3Com's TippingPoint unit to go IPO. Yahoo! NetworkWorld.
This IPO does a few important things.
It reiterates to 3Com's Board and management team that they are not the Cisco killer; and that their brand is worn out. Over the past two years, 3Com didn't help TippingPoint one iota.
Focus is the name of the game right now. Focus on Switching. Focus on China. Focus, focus, focus. 3Com is one of the biggest of the seven dwarfs in switching, serving the small-medium enterprise market. 3Com brand is well known for NICs, which of course, are the PC equivalents of buggy whips. Without spending $$$ on a hot TV branding campaign or cable TV branding, 3Com will limp along. Hopefully now the management team has stopped their ridiculous expectations for North American sales. BTW, 3Com was not at Interop – a clear indicator that they'll wait for North American customers to come to the door the old fashioned way.
Edgar Masri is executing this plan to…
free up cash, focus the management team on switching and frees up TippingPoint to do what they need to do to fight the good fight. There was very little channel overlap between the 3Com proper and the TippingPoint security division channel. TippingPoint needed security-focused channels, which 3Com didn't have and really didn't care about having.
There was very little similarity in the sales approach. TippingPoint would most often implement a try'n'buy where the gear was left in the customer network and at the end of the try period would report all the nasty attacks that had been eliminated or observed. The customer was usually shocked and would insist on purchasing the product as is – 'no, no. Don't take it out.'
3Com didn't sell switches that way at all.

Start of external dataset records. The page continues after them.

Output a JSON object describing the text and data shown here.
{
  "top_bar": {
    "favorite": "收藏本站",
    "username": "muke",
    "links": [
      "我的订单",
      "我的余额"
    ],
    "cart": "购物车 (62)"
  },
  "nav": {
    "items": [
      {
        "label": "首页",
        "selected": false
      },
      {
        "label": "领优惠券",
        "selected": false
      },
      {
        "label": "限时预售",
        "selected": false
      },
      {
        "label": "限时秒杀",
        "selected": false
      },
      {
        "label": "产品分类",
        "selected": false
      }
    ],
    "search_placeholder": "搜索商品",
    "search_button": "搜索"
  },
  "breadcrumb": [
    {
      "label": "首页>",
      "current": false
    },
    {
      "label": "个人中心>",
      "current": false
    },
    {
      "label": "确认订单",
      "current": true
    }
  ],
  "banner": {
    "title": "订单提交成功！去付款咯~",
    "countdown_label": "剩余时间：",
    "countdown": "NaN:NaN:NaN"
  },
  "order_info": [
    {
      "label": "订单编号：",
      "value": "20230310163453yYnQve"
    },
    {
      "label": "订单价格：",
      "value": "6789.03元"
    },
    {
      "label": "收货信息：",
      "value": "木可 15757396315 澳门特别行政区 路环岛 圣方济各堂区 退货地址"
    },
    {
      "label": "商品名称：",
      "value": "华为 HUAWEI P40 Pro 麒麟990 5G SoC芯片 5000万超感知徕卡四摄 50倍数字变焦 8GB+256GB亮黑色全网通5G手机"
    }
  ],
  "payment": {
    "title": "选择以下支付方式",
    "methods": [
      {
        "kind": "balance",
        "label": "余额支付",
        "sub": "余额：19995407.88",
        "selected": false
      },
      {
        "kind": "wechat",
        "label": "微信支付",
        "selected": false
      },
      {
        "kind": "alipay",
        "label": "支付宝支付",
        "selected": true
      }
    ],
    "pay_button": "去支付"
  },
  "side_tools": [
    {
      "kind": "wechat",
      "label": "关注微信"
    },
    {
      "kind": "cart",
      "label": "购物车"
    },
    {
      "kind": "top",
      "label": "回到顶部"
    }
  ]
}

It seemed that the technologies didn't need to jive much either. The IPS product was so overwhelmingly strong in deep packet inspection that it was independent of switching fabric, and limiting its usefulness to only 3Com infrastructures and customers meant that it couldn't sustain future releases on such a small base. Besides, IPS is a large enterprise and EDU type product category. It's not well suited to the classic 3Com VoIP and small business customer.
Even the strength in VoIP security (TippingPoint Director, David Endler is chair of the VoIP Security Alliance ), didn't increase sales for 3Com or for TippingPoint in 3Com's VoIP customer base.
This was a deal that only looked good on paper in 2004, and Edgar finally realizes that the time to advance is now.
Does this mean 3Com will sell off the VoIP unit next?